Picture this: It’s summer and your family has just finished up a nice early dinner.
You realize that the neighborhood pool is open for another couple of hours and decide to head over for a refreshing dip. You grab your pool bag and begin the short trek to the pool, but as you approach its high chain-link fence, you hear shouting and…beeping? You cautiously walk inside and are startled to see dozens upon dozens of young children swarming the place, hopped up on sugar and donning Speedo swimsuits. While at first you may believe that you’ve entered an alternate universe, you have mistakenly arrived at a summer swim meet.
This typical and somewhat chaotic image of a summer swim meet is the extent of many people’s knowledge of the sport of swimming. Sure, they watch a group of elite swimmers compete in the summer Olympics every fours years, but these are completely different worlds, right? Not so much.
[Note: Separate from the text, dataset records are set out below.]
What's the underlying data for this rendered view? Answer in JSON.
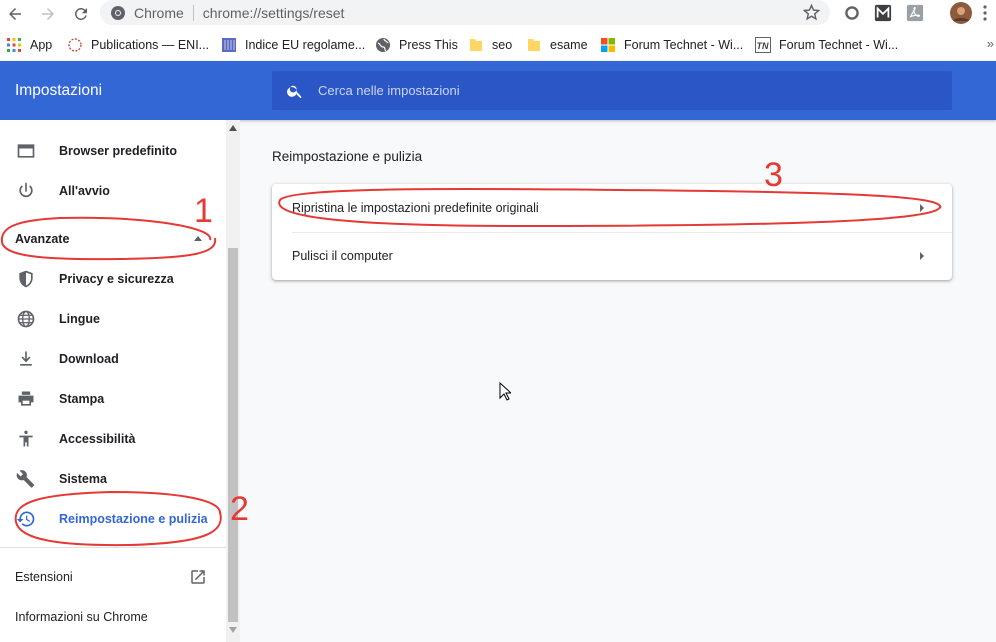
{
  "browser": {
    "chip_label": "Chrome",
    "url": "chrome://settings/reset"
  },
  "bookmarks": [
    {
      "label": "App",
      "icon": "apps-grid-icon"
    },
    {
      "label": "Publications — ENI...",
      "icon": "eni-icon"
    },
    {
      "label": "Indice EU regolame...",
      "icon": "book-icon"
    },
    {
      "label": "Press This",
      "icon": "globe-icon"
    },
    {
      "label": "seo",
      "icon": "folder-icon"
    },
    {
      "label": "esame",
      "icon": "folder-icon"
    },
    {
      "label": "Forum Technet - Wi...",
      "icon": "microsoft-icon"
    },
    {
      "label": "Forum Technet - Wi...",
      "icon": "tn-icon"
    }
  ],
  "bookmarks_more": "»",
  "header": {
    "title": "Impostazioni",
    "search_placeholder": "Cerca nelle impostazioni"
  },
  "sidebar": {
    "items_top": [
      {
        "label": "Browser predefinito",
        "icon": "browser-icon"
      },
      {
        "label": "All'avvio",
        "icon": "power-icon"
      }
    ],
    "advanced_label": "Avanzate",
    "items_advanced": [
      {
        "label": "Privacy e sicurezza",
        "icon": "shield-icon"
      },
      {
        "label": "Lingue",
        "icon": "globe-icon"
      },
      {
        "label": "Download",
        "icon": "download-icon"
      },
      {
        "label": "Stampa",
        "icon": "print-icon"
      },
      {
        "label": "Accessibilità",
        "icon": "accessibility-icon"
      },
      {
        "label": "Sistema",
        "icon": "wrench-icon"
      },
      {
        "label": "Reimpostazione e pulizia",
        "icon": "restore-icon",
        "active": true
      }
    ],
    "extensions_label": "Estensioni",
    "about_label": "Informazioni su Chrome"
  },
  "main": {
    "section_title": "Reimpostazione e pulizia",
    "rows": [
      {
        "label": "Ripristina le impostazioni predefinite originali"
      },
      {
        "label": "Pulisci il computer"
      }
    ]
  },
  "annotations": {
    "label_1": "1",
    "label_2": "2",
    "label_3": "3"
  },
  "colors": {
    "header_blue": "#3367d6",
    "search_blue": "#2a56c6",
    "annotation_red": "#e53935",
    "active_text": "#3367d6"
  }
}
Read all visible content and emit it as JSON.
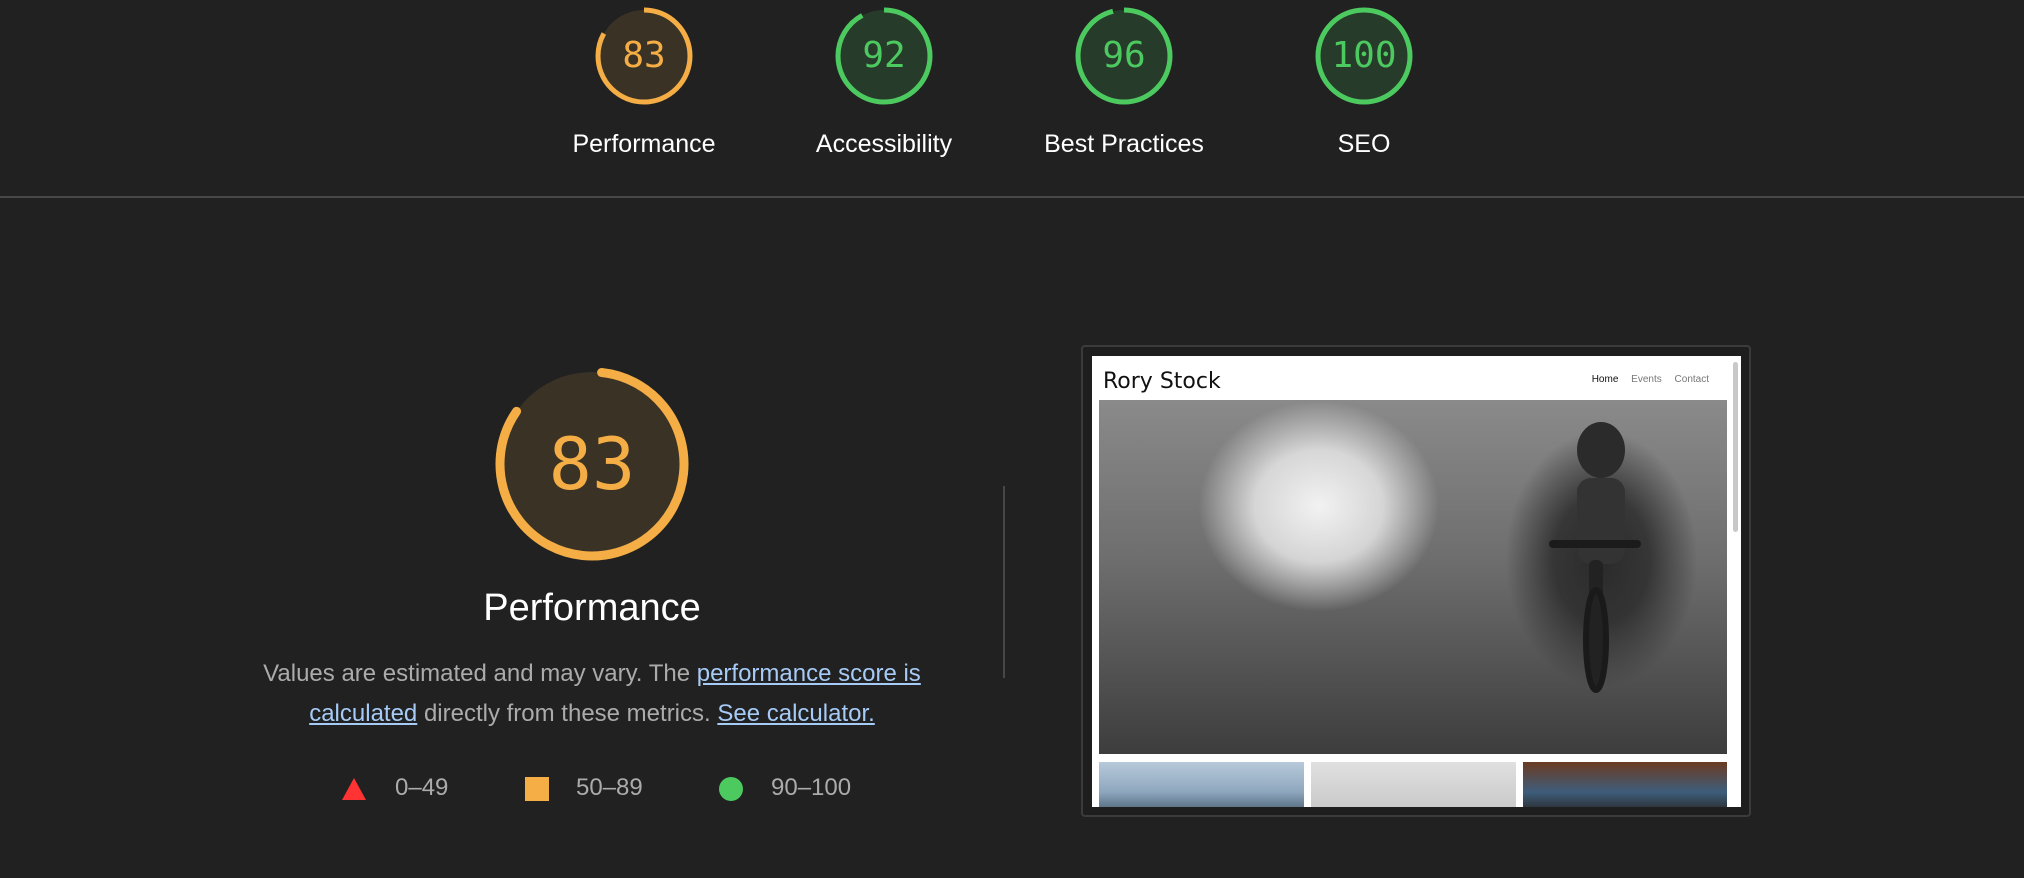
{
  "summary_gauges": [
    {
      "score": "83",
      "label": "Performance",
      "color": "#f4ae45"
    },
    {
      "score": "92",
      "label": "Accessibility",
      "color": "#4cca60"
    },
    {
      "score": "96",
      "label": "Best Practices",
      "color": "#4cca60"
    },
    {
      "score": "100",
      "label": "SEO",
      "color": "#4cca60"
    }
  ],
  "performance": {
    "score": "83",
    "title": "Performance",
    "desc_prefix": "Values are estimated and may vary. The ",
    "link_calculated": "performance score is calculated",
    "desc_middle": " directly from these metrics. ",
    "link_calculator": "See calculator."
  },
  "legend": [
    {
      "shape": "triangle",
      "range": "0–49",
      "color": "#f33"
    },
    {
      "shape": "square",
      "range": "50–89",
      "color": "#f4ae45"
    },
    {
      "shape": "circle",
      "range": "90–100",
      "color": "#4cca60"
    }
  ],
  "screenshot_preview": {
    "site_title": "Rory Stock",
    "nav": [
      "Home",
      "Events",
      "Contact"
    ]
  }
}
Jessie swimming the butterfly.
This summer I am coaching the summer swim team at my neighborhood pool as well as training with North Baltimore Aquatic Club, which also happens to be Michael Phelps’ home turf. In this sense, I’ll be training the beginners and training with the elite. And while these may seem like completely separate realms of swimming, what many people don’t realize is that even Michael Phelps began his career as a summer swimmer—he didn’t simply exit the womb swimming like a world champion.
Like any other elite swimmer, Phelps developed his skills and found his passion for swimming on a summer swim team. From there he worked for years and years to hone his craft, but we can’t forget that summer swim team is where it all began.
In writing about my work with the VCC Gators and training with NBAC, I hope to make a connection between these different levels of swimming. With the 2012 summer Olympics fast approaching, there is no better time to discuss the sport. Most importantly, we must remember the journeys and beginnings of these Olympic swimmers as well as any other Olympic athlete. Swimmers must climb many rungs of a ladder to reach an elite level, but that very first step is summer swimming. My hope is that when you watch the Olympic games in August and look at a big burly swimmer on the starting blocks, you will remember that this athlete was once just a 6&Under swimmer, wearing oversized goggles and learning how to flutter kick.

Jessie as a six year old with oversized goggles and learning to do the butterfly.